The Donkey Kong Country trilogy developed by Rare for the Super Nintendo is one of the shining jewels of the pre-2000s era of gaming. From the titular Donkey Kong Country, along with Donkey Kong Country: Diddy’s Kong Quest and (the most forgettable) Donkey Kong Country: Dixie Kong’s Double Trouble, the game achieved what many platformers that Nintendo developed failed to do – create a meaningful game that both encourages skilful play while not being too punishing. Donkey Kong Country is commonly related to the Super Mario series, but the difference is staggering. While Super Mario games are similar to one another and function the same, the Donkey Kong Country series is constantly innovating to create fresh experiences for the player.
Donkey Kong Country: Diddy’s Kong Quest is often considered the magnum opus of the series among fans. The music composed by David Wise is one of these reasons. Wise’s music compliments the settings of the levels and compels the player to continue playing. From the eery and gloomy tune that plays during the Web Woods level, or the happy jig that plays on the pirate ship themed levels, it is clear that the sound design is one of the strong points of the games.

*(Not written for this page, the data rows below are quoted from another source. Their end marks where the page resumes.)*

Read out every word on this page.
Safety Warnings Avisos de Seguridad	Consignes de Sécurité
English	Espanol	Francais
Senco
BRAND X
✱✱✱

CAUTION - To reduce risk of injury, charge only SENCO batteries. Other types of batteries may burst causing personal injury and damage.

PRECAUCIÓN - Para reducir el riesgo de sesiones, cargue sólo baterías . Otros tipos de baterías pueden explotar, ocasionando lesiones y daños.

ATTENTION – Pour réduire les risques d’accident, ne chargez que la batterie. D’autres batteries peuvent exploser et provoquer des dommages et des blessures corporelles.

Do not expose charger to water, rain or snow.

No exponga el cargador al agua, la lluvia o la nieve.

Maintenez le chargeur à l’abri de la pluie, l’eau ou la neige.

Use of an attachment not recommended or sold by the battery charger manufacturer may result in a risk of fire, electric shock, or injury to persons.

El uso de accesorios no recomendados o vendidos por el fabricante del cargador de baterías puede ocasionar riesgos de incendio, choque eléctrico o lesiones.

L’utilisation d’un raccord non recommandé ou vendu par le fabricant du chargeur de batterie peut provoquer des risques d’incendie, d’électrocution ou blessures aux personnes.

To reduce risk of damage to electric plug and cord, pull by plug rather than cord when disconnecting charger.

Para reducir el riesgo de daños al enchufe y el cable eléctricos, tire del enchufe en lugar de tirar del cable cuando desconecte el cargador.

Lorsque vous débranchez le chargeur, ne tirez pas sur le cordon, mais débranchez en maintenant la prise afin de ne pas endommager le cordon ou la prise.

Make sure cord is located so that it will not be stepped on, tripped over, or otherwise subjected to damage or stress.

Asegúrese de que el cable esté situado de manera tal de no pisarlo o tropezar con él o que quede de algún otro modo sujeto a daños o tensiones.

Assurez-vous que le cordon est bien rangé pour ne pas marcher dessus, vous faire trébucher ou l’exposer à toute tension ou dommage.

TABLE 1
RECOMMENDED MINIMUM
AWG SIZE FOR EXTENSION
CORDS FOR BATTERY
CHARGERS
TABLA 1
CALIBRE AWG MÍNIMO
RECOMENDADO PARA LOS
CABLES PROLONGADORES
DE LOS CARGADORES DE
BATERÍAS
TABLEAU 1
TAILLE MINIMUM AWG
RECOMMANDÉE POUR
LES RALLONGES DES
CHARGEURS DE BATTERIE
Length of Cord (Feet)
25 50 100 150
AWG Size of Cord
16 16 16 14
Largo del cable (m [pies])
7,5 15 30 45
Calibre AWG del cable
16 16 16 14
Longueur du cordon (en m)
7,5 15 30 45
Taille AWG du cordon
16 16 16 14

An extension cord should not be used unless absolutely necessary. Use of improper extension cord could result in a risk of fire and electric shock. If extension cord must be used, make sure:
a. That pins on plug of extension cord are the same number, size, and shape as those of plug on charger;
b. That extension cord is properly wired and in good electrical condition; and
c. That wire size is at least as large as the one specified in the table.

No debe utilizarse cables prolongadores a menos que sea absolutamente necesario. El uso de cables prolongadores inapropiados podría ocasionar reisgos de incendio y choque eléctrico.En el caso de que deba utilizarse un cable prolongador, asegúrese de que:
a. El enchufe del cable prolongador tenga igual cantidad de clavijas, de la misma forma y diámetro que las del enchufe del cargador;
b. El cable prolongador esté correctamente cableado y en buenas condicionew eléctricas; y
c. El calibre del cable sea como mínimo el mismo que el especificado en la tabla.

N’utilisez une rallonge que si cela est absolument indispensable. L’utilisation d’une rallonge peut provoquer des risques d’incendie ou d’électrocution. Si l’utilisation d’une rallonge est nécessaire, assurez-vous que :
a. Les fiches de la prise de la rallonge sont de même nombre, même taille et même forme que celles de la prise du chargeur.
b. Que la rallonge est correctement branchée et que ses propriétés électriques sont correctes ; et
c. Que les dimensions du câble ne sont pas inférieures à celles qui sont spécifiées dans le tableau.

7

And while so much focus is given to the sound design, that does not mean anything else is lacking. The platforming sections of levels are constantly testing the player on game mechanics, and the rising difficulty curve succeeds in keeping the player engaged. Some levels have the player blasting from barrel to barrel in a sort of pseudo-maze while others test your platforming skills under a series of different conditions and gimmicks, such as ghostly ropes that can dissapear as you climb them, or during a thunderstorm where lightning periodically strikes down from the sky. Some levels even have you play with an animal companion that has its own set of skills so that the game never feels repetitive.
The Donkey Kong Country series will remain as one of Nintendo’s most prominent titles despite its release dating back over twenty-five years.